Low sea ice and warmer oceans impact seabird migration in Western Alaska, research suggests

Common murres nest on rocky cliff ledges in the Pacific. (Berett Wilber/KCAW)

Coastal seabirds have experienced die-offs in Western Alaska the past few years. Recent results from over a decade of research suggest offshore birds are also struggling with low ice and warming ocean temperatures in the Bering Sea.

Kathy Kuletz is the lead seabird biologist for Migratory Bird Management with U.S. Fish and Wildlife Service. In a Strait Science presentation on Feb. 11, she shared research findings on birds which spend a majority of their lives at sea.

“During this warm period, there was low abundance of birds, or they shifted their distribution,” Kuletz said. “Overall, there was little reproductive success for seabirds, particularly in the northern Bering Sea.”

From 2015 to 2019, Kuletz said bird species which feed off the water’s surface fared a little better than birds that dive for their food. However, in the northern Bering Sea, groups of murres and other surface-feeding birds seemed to decrease overall, while more of the diving birds increased.

“With the fish-eating birds — the eastern murres, puffins, murres, guillemots — all combined, they show quite a dramatic shift towards lower abundance after 2014 and 2015,” she said. “On the other hand, the plankton-eaters, which are three species of auklets in this case, have increased during that period from 2015 to 2019 in the northern Bering Sea.”

Species’ distribution has also changed. Thick-billed murres, for instance, decreased in the northern Bering and southern Chukchi seas, but increased in central and northern Chukchi Sea. Meanwhile, auklets did the opposite: They decreased in the north and increased in the south.

Overall, Kuletz said every bird species responded differently to warming waters and a lack of sea ice in recent years.

“So we have some species that have declined like the common murres, some that have shifted their distribution a little bit north like the thick-billed murres,” she said. “And then [some species], like the short-tailed shearwaters here, have gone dramatically further north and concentrated in the Chukchi during these warm years.”

More long-term research is needed to understand why these changes in distribution and abundance are happening in seabirds.
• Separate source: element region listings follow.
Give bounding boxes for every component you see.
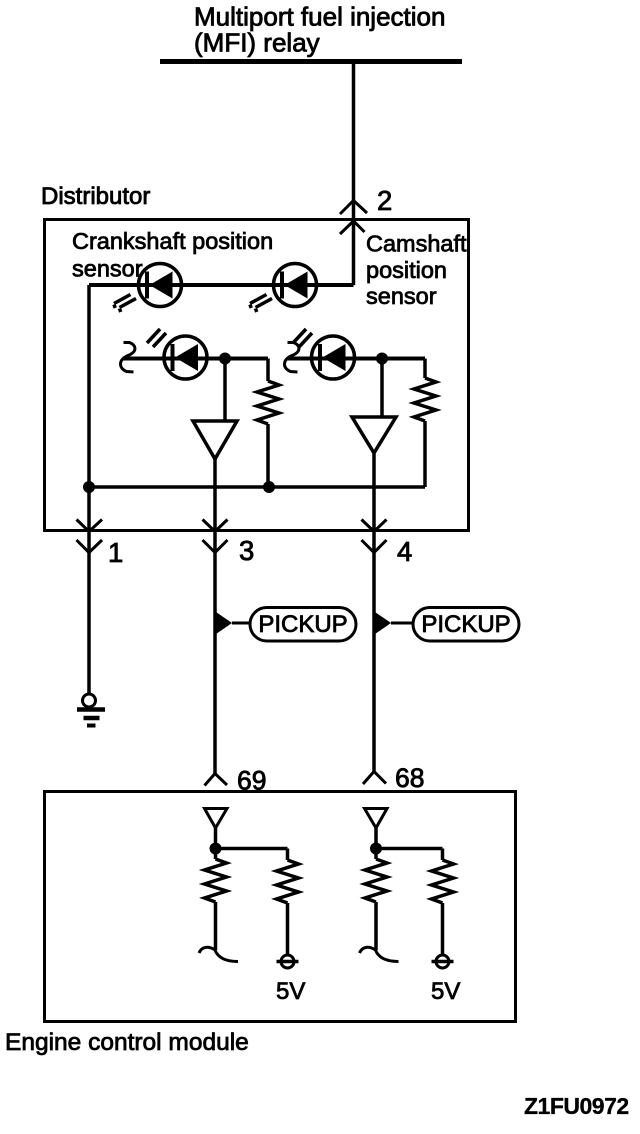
svg-text:Crankshaft position: Crankshaft position [72, 228, 273, 254]
svg-text:5V: 5V [431, 978, 460, 1005]
svg-text:2: 2 [377, 185, 392, 216]
svg-text:position: position [366, 257, 447, 283]
svg-text:sensor: sensor [72, 256, 143, 282]
svg-text:(MFI) relay: (MFI) relay [194, 28, 320, 58]
svg-text:Z1FU0972: Z1FU0972 [524, 1093, 629, 1119]
svg-text:Camshaft: Camshaft [366, 231, 467, 257]
svg-text:1: 1 [108, 537, 123, 568]
svg-text:sensor: sensor [366, 283, 437, 309]
svg-text:PICKUP: PICKUP [258, 611, 347, 638]
svg-text:PICKUP: PICKUP [421, 611, 510, 638]
svg-text:4: 4 [397, 536, 412, 567]
svg-text:5V: 5V [276, 978, 305, 1005]
svg-text:Distributor: Distributor [41, 183, 150, 210]
svg-text:Engine control module: Engine control module [5, 1029, 249, 1056]
svg-text:68: 68 [395, 763, 424, 793]
svg-text:3: 3 [239, 535, 254, 566]
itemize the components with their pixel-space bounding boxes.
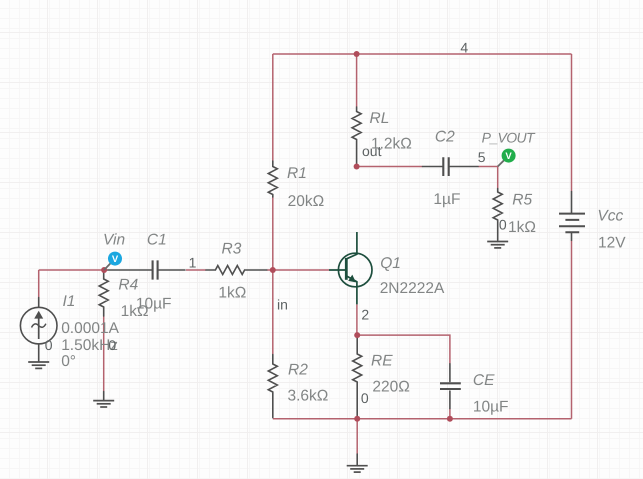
svg-text:0.0001A: 0.0001A <box>61 320 119 337</box>
svg-text:220Ω: 220Ω <box>372 379 409 396</box>
svg-text:R1: R1 <box>287 165 307 182</box>
svg-text:V: V <box>112 254 119 265</box>
svg-text:C1: C1 <box>147 232 167 249</box>
svg-text:Vcc: Vcc <box>597 208 623 225</box>
svg-text:12V: 12V <box>598 234 626 251</box>
svg-text:Vin: Vin <box>103 232 125 249</box>
svg-text:20kΩ: 20kΩ <box>288 193 325 210</box>
svg-text:CE: CE <box>473 372 495 389</box>
svg-text:I1: I1 <box>63 293 76 310</box>
svg-text:Q1: Q1 <box>380 255 401 272</box>
svg-text:R4: R4 <box>118 277 138 294</box>
svg-text:C2: C2 <box>435 129 455 146</box>
svg-text:V: V <box>505 151 512 162</box>
svg-text:2N2222A: 2N2222A <box>380 280 445 297</box>
svg-text:1: 1 <box>189 255 197 271</box>
svg-text:10µF: 10µF <box>473 398 509 415</box>
svg-text:0: 0 <box>45 337 53 353</box>
svg-text:0°: 0° <box>61 353 76 370</box>
svg-text:4: 4 <box>460 40 468 56</box>
svg-text:2: 2 <box>361 306 369 322</box>
svg-text:RE: RE <box>371 352 393 369</box>
svg-text:1kΩ: 1kΩ <box>508 219 536 236</box>
svg-text:3.6kΩ: 3.6kΩ <box>288 388 329 405</box>
svg-text:R5: R5 <box>512 191 532 208</box>
svg-text:10µF: 10µF <box>136 295 172 312</box>
svg-text:RL: RL <box>370 110 390 127</box>
svg-text:0: 0 <box>108 337 116 353</box>
svg-text:out: out <box>362 143 382 159</box>
svg-text:1kΩ: 1kΩ <box>218 284 246 301</box>
svg-text:R2: R2 <box>288 361 308 378</box>
svg-text:0: 0 <box>361 390 369 406</box>
svg-text:0: 0 <box>499 217 507 233</box>
svg-text:1µF: 1µF <box>433 191 460 208</box>
svg-text:P_VOUT: P_VOUT <box>482 129 536 145</box>
svg-text:5: 5 <box>478 149 486 165</box>
svg-text:in: in <box>277 297 288 313</box>
svg-text:R3: R3 <box>222 240 242 257</box>
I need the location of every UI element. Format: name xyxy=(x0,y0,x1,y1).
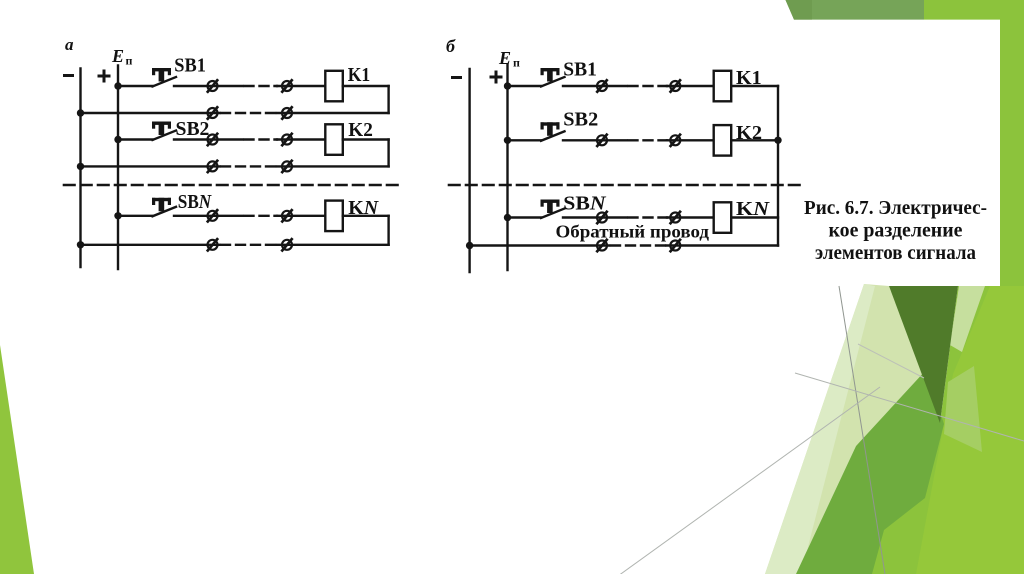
svg-text:Рис. 6.7. Электричес-: Рис. 6.7. Электричес- xyxy=(804,197,987,219)
svg-text:кое разделение: кое разделение xyxy=(829,220,963,242)
svg-text:п: п xyxy=(126,54,133,68)
svg-text:K2: K2 xyxy=(736,122,762,144)
svg-text:SB2: SB2 xyxy=(563,109,598,131)
svg-text:KN: KN xyxy=(348,197,379,219)
svg-text:E: E xyxy=(111,46,124,66)
svg-text:E: E xyxy=(498,48,511,68)
svg-text:K1: K1 xyxy=(736,67,762,89)
svg-text:SB2: SB2 xyxy=(176,118,210,140)
svg-text:б: б xyxy=(446,36,456,56)
svg-text:K1: K1 xyxy=(348,64,371,86)
svg-text:SB1: SB1 xyxy=(174,55,206,77)
svg-text:SBN: SBN xyxy=(178,191,213,213)
svg-text:SBN: SBN xyxy=(563,193,607,215)
svg-text:K2: K2 xyxy=(348,119,373,141)
svg-text:KN: KN xyxy=(736,198,771,220)
svg-text:SB1: SB1 xyxy=(563,59,597,81)
svg-text:а: а xyxy=(65,35,74,54)
svg-text:элементов сигнала: элементов сигнала xyxy=(815,242,976,264)
svg-text:п: п xyxy=(513,56,520,70)
svg-text:Обратный провод: Обратный провод xyxy=(556,222,710,242)
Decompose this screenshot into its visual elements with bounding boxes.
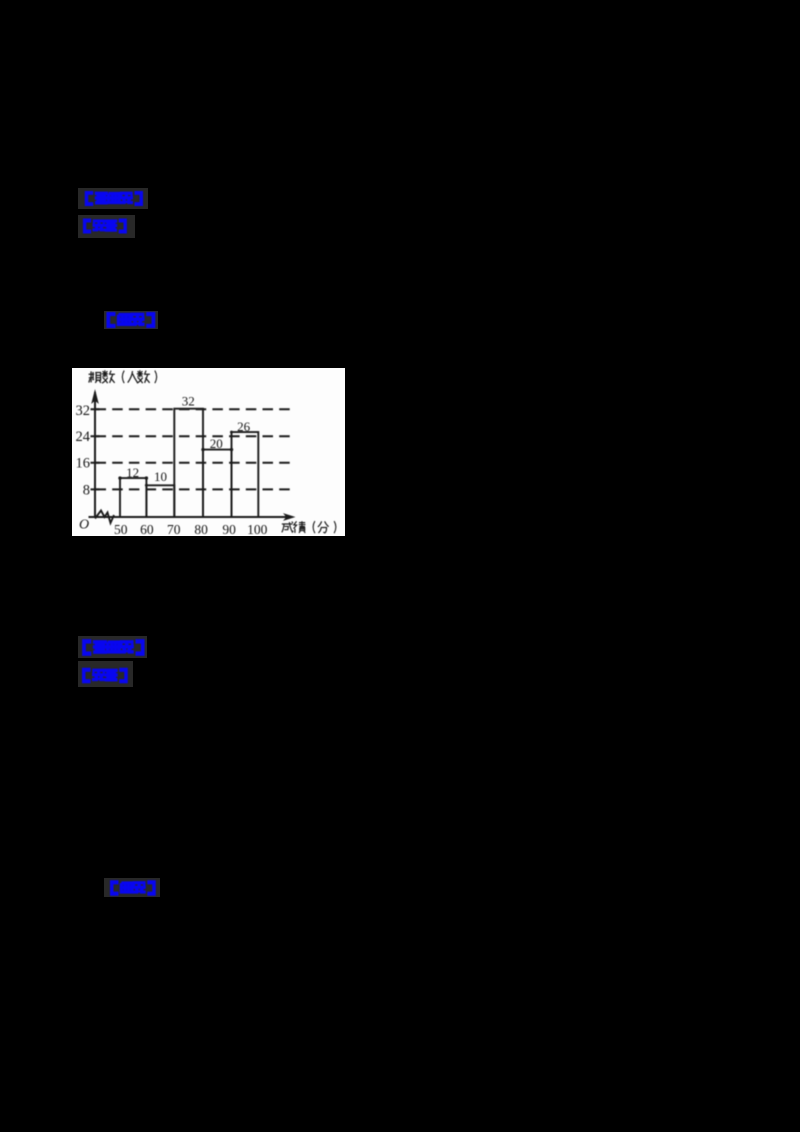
- svg-text:80: 80: [194, 522, 208, 536]
- gray highlight box 4: [78, 636, 147, 658]
- svg-text:70: 70: [167, 522, 181, 536]
- bar 80-90 value 20: [203, 449, 232, 516]
- gray highlight box 5: [78, 661, 133, 687]
- y-axis title 频数（人数）: [89, 370, 157, 383]
- corner dots: [118, 476, 121, 479]
- gray highlight box 3: [104, 311, 158, 329]
- bar 50-60 value 12: [120, 478, 146, 517]
- histogram chart: [72, 368, 345, 536]
- svg-text:16: 16: [76, 455, 91, 471]
- bar 90-100 value 26: [232, 432, 259, 517]
- svg-text:12: 12: [126, 465, 139, 480]
- axis break zigzag: [95, 510, 114, 523]
- svg-text:8: 8: [83, 482, 90, 498]
- blue label 【知识点】 q2: [80, 639, 147, 656]
- svg-text:32: 32: [182, 393, 195, 408]
- bar 60-70 value 10: [146, 485, 174, 517]
- dashed gridline 32: [96, 408, 294, 410]
- x-axis arrowhead: [283, 513, 296, 521]
- blue label 【答案】 q1: [81, 218, 129, 234]
- svg-text:100: 100: [247, 522, 268, 536]
- svg-text:24: 24: [76, 428, 91, 444]
- blue label 【详解】 q2: [108, 880, 158, 896]
- dashed gridline 16: [96, 461, 294, 463]
- svg-text:50: 50: [114, 522, 128, 536]
- svg-text:90: 90: [222, 522, 236, 536]
- x-axis title 成绩（分）: [282, 521, 336, 533]
- gray highlight box 2: [78, 215, 135, 238]
- white chart panel: [72, 368, 345, 536]
- blue label 【详解】 q1: [104, 312, 158, 328]
- gray highlight box 1: [78, 188, 148, 209]
- dashed gridline 8: [96, 488, 294, 490]
- x-axis: [89, 516, 288, 518]
- blue label 【答案】 q2: [80, 667, 130, 684]
- svg-text:10: 10: [154, 469, 167, 484]
- y-axis: [94, 392, 96, 517]
- svg-text:60: 60: [140, 522, 154, 536]
- y-axis arrowhead: [91, 389, 99, 404]
- svg-text:O: O: [79, 517, 89, 532]
- SVG glyph defs (simplified hanzi strokes): [0, 0, 5, 5]
- blue label 【知识点】 q1: [81, 191, 147, 206]
- dashed gridline 24: [96, 435, 294, 437]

One potential cause is food scarcity. Kuletz explained the zooplankton community in the northern Bering Sea was significantly lower in 2019 than 2017, according to NOAA research, and a majority were small copepods. Seabirds like auklets rely on large copepods to feed their young.

Kuletz speculates the lower abundance and quality of prey has to do with the diminishing cold pool in the Bering Sea.

“Without the ice in the Bering Sea, there was no cold pool, for the first time ever in 2018, no thermal barrier. And this resulted in a lot of very large, predatory fish coming up into the northern Bering Sea and even into the Chukchi. This was potential competition for forage fish and zooplankton,” she said. “We don’t know for sure. But there was definitely some impact.”

Looking to the near future for studying offshore birds and the permanence of these changes, Kuletz said Fish and Wildlife has partnered with United States Geological Survey for a new risk assessment. They plan on purchasing automatic identification system data from large vessels that traverse the Bering Sea.

With this data, researchers can overlay the ships’ track lines with seabird migration patterns and colonies, and ultimately understand species and areas of risk. It could also help shipping traffic avoiding high-risk areas along the way.